Seit dem Zeitpunkt, als ausgehend vom sogenannten „Ibiza- Video“ und dem Korruptions- Untersuchungsausschuss Ermittlungen gegen Politiker, Ex- Politiker, Spitzenbeamte und einige Personen aus diesem Umfeld geführt wurden, tat sich in Österreich einiges. Im Fernsehen, in den Printmedien und auf den Webseiten der Online- Medien vermeinte man schon fast, es gäbe sonst nichts mehr zu berichten als massenhaft Chatnachrichten, geschrieben von jene Leuten, gegen die ermittelt wurde und ausgelesen von deren Handys. Der Unterhaltungswert dieser Chats war groß und sie gewährten auch einen tiefen Blick, wie diese Leute tickten. Dass der Großteil oder zumindest ein großer Teil dieser Chats als privat einzustufen war und für die Ermittler mit größter Wahrscheinlichkeit wertlos waren, störte weder Justiz noch Medien. Bei den Personen, gegen die ermittelt wurde, handelte es sich ja großteils um FPÖ- bzw. ÖVP- Leute und somit taten sich die meisten Medien keinen Zwang an, auf sie medial einzuprügeln.

  Die Behörden waren sehr eifrig dabei, gleich nach Einleitung der Ermittlungsverfahren Datenträger wie z. B. die Handys einzuziehen; zwecks Auswertung. Auf verschlungenen Pfaden oder auch auf direktem Weg fanden die ausgelesenen Daten den Weg zu den Medien.

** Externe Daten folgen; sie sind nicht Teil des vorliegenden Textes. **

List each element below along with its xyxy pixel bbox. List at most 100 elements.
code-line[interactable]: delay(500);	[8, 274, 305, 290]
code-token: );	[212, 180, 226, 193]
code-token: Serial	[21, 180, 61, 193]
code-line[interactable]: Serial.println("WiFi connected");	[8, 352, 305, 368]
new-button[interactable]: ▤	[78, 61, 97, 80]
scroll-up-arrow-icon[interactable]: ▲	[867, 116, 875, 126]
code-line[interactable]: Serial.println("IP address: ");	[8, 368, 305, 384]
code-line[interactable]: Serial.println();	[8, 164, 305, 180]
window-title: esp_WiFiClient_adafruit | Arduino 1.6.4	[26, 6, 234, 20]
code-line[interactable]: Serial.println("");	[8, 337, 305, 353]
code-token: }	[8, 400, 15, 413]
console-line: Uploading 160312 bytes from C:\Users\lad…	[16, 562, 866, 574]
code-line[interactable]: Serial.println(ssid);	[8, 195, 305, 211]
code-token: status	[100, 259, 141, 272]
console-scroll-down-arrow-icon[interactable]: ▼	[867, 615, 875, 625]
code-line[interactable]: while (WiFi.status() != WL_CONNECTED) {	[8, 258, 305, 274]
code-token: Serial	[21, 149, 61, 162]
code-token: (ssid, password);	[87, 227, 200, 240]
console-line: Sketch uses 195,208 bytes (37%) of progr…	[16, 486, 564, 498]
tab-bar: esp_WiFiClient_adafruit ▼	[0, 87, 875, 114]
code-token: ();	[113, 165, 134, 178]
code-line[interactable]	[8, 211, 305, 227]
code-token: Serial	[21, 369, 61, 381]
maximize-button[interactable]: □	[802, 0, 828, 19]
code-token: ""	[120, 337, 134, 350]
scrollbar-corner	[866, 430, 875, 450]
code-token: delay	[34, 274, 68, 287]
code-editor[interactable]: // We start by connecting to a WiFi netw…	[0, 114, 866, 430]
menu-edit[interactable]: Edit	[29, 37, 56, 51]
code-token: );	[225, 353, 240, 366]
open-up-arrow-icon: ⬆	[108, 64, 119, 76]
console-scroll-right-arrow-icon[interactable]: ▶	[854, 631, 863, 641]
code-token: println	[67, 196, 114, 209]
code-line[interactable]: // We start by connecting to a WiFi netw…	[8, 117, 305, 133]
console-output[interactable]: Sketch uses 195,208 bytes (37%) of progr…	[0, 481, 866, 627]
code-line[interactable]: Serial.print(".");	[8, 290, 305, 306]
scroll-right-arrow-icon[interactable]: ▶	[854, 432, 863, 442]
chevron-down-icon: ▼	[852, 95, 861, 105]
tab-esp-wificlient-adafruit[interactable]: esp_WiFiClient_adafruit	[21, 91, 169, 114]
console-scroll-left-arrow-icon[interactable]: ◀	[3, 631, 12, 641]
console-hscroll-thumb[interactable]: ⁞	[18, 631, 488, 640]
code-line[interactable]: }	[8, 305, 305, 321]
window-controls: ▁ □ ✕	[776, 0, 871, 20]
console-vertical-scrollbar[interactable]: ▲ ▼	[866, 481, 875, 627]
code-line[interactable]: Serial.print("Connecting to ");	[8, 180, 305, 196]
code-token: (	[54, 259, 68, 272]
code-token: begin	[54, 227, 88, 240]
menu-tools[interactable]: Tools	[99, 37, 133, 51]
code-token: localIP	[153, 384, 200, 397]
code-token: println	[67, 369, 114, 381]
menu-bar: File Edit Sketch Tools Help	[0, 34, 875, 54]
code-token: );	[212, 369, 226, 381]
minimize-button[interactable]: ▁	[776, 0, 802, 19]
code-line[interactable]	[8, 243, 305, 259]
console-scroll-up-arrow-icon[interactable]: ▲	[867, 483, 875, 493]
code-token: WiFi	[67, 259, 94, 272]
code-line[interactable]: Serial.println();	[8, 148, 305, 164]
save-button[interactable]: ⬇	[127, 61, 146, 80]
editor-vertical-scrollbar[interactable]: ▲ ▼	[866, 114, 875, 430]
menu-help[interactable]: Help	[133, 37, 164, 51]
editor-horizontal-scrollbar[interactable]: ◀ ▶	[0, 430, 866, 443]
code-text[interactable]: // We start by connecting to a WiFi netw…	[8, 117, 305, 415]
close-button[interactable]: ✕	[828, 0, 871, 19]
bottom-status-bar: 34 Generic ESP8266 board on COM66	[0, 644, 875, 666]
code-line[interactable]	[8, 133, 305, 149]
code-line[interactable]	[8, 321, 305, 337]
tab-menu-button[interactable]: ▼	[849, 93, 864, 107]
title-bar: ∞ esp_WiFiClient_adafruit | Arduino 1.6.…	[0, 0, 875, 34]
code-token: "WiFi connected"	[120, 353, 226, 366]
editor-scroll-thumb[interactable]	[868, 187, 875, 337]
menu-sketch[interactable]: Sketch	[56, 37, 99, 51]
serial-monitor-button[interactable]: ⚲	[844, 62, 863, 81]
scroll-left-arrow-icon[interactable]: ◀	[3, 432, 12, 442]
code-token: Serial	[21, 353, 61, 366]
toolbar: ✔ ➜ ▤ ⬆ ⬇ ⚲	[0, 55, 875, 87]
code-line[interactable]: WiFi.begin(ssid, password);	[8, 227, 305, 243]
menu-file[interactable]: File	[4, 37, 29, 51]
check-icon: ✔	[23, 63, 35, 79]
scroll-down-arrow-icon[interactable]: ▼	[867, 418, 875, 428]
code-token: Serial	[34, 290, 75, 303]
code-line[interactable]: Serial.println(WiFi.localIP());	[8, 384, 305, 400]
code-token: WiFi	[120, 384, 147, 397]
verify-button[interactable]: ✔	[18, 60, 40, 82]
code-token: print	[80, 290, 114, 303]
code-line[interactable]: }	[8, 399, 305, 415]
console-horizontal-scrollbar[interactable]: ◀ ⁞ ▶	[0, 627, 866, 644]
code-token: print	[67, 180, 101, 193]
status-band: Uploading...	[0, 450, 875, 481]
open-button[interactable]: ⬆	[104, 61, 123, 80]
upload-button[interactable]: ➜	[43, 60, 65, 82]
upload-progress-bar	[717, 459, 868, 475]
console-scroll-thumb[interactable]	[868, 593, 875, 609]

Den Medien, so hieß es immer, seien sie „zugespielt“ worden. Wer diese Daten von den Behörden/ von der Justiz aber weitergegeben hatte an die Medienleute, wurde nie gesagt und auch nie gefragt. Ob über Mittelsmänner/frauen oder nicht, wollte auch nie jemand wissen. In Frage kommen jedenfalls nur zwei Möglichkeiten: Entweder wurden die Daten von den Behörden/der Justiz „einfach so“ weitergegeben oder sie wurden von den Medien gekauft oder gestohlen.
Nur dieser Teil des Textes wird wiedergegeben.